By Farid Ahmed, For CNN
STORY HIGHLIGHTS
  • Microlender faces questions over funds transfer
  • Norway, which donated the money, said the bank did nothing wrong
  • Panel has three months to finish its job

Dhaka, Bangladesh (CNN) -- Bangladesh has ordered a probe of the Grameen Bank -- founded by Nobel Laureate Professor Muhammad Yunus, the pioneer of microcredit -- following media allegations that donor's funds were inappropriately transferred.

"I've received a letter from the government to review Grameen Bank activities today," a professor of economics, A.K. Monaw-war Uddin Ahmad, who heads the five-member government probe body, told CNN Wednesday night.

The probe was initiated following the allegations raised in November last year that Norwegian aid of nearly US$100 million given to Grameen Bank was transferred to another Grameen entity almost 15 years ago.

A Norwegian TV documentary "Caught in Micro Debt" triggered the controversy and the story was quickly picked up by local and international media, although Norad, the Norwegian Aid Agency, later in December said Grameen had done nothing wrong.

Erik Solheim, the Norwegian minister for environment and international development, said in a statement that Grameen Bank had neither embezzled Norad funds nor used the money for unintended purposes.

Yunus, who is dubbed as "banker to the poor," founded Grameen Bank nearly three decades ago, pioneering the use of small loans to the poor to bail them out of poverty. He won the Nobel Peace Prize in 2006 along with his microfinance bank.

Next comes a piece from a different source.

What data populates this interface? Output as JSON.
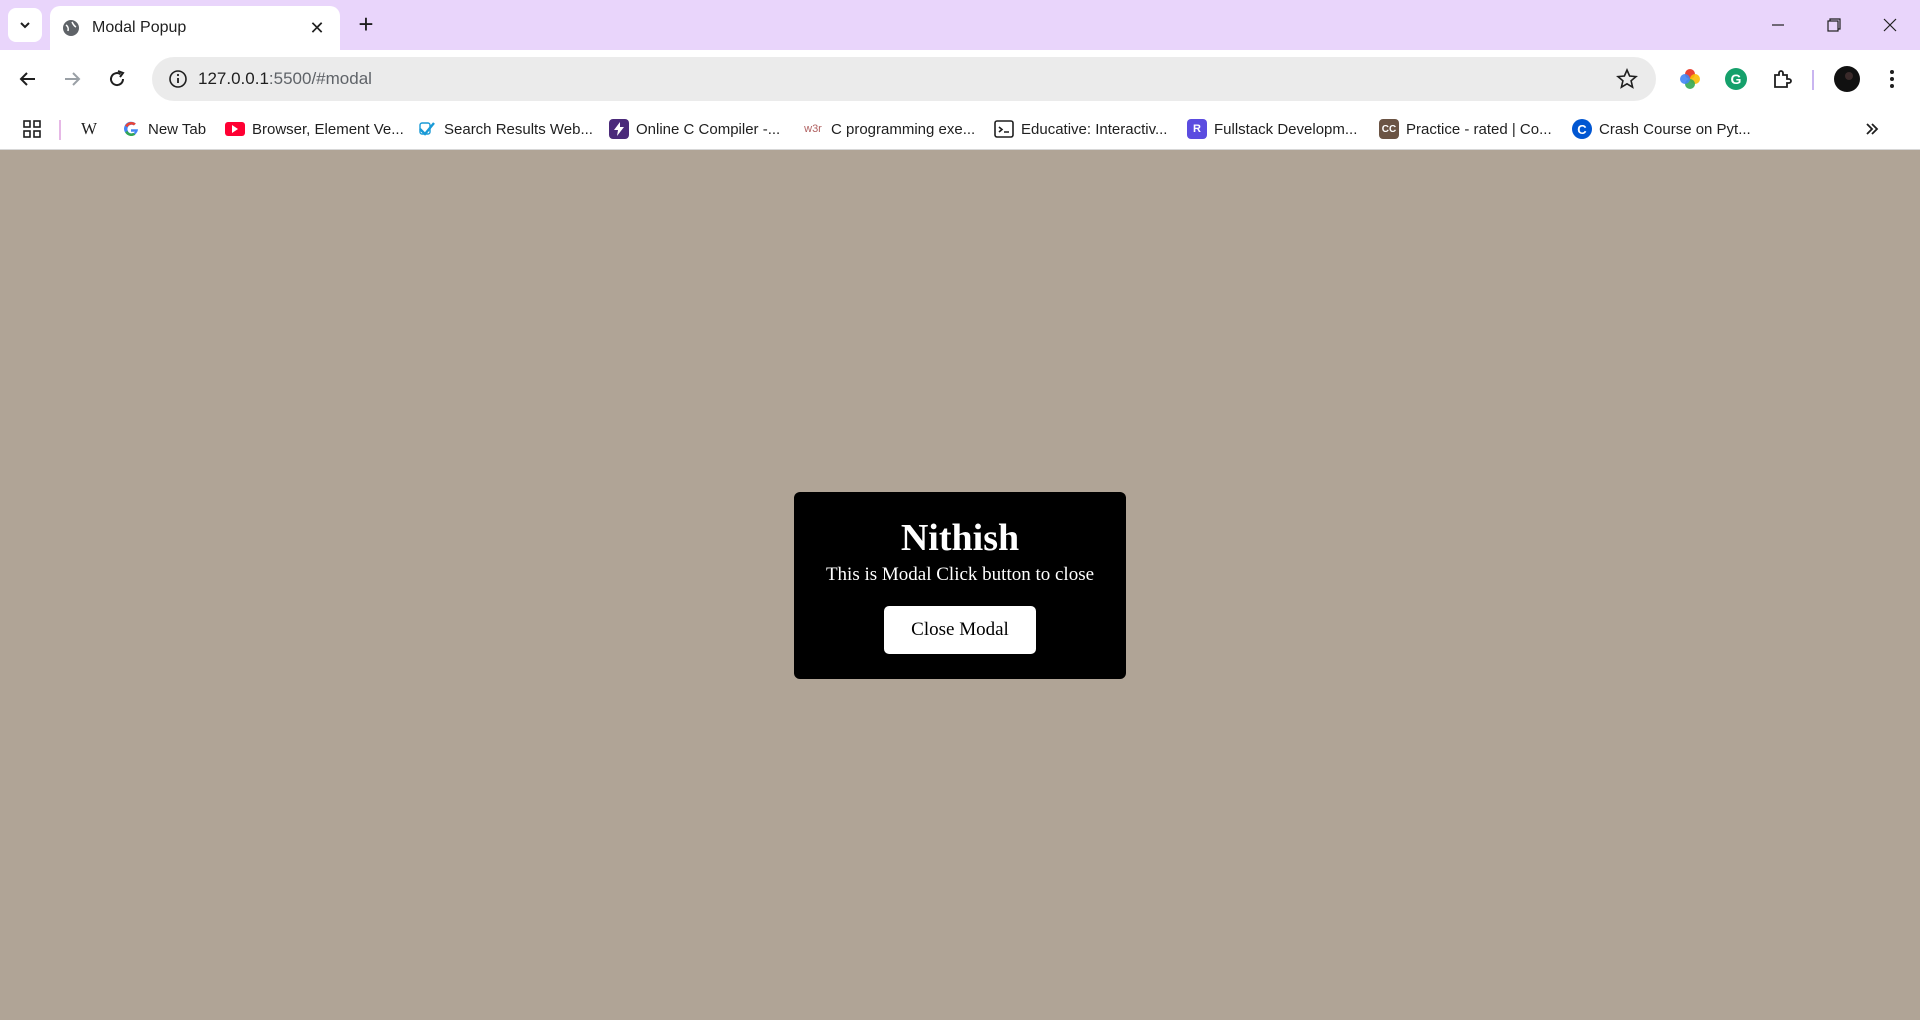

Grameen's model was replicated in different parts of the world to fight against poverty. Although Grameen was initially acclaimed globally, it was later criticized by analysts at home and abroad for high interest rates and not being effective in fighting against poverty.

Yunus has defended himself and said he did not do anything wrong. The funds were only transferred fearing that the tax-exempt status of Grameen Bank might be changed, he said amid wide criticism in December.

Bangladesh Prime Minister Sheikh Hasina, who wanted the probe initiated, accused Yunus of playing a "trick" to evade taxes and charged micro-lenders with "sucking blood from the poor in the name of poverty alleviation."

Other members of the government investigating committee, formed by the Ministry of Finance, are Bangladesh Bank Deputy Governor Nazrul Huda, Syeda Rokeya Din, former deputy comptroller and auditor general, former Bangladesh Institute of Bank Management Professor R. M. Debnath and Supreme Court attorney Mohsin Rashid.

"It's not a probe against a person," said Ahmad, who teaches at Dhaka University and the Independent University of Bangladesh.

"We'll begin the work on Thursday and review all activities of Grameen Bank and its other entities, its economic, legal and social matters," Ahmad said, adding that they were given three months to complete the task.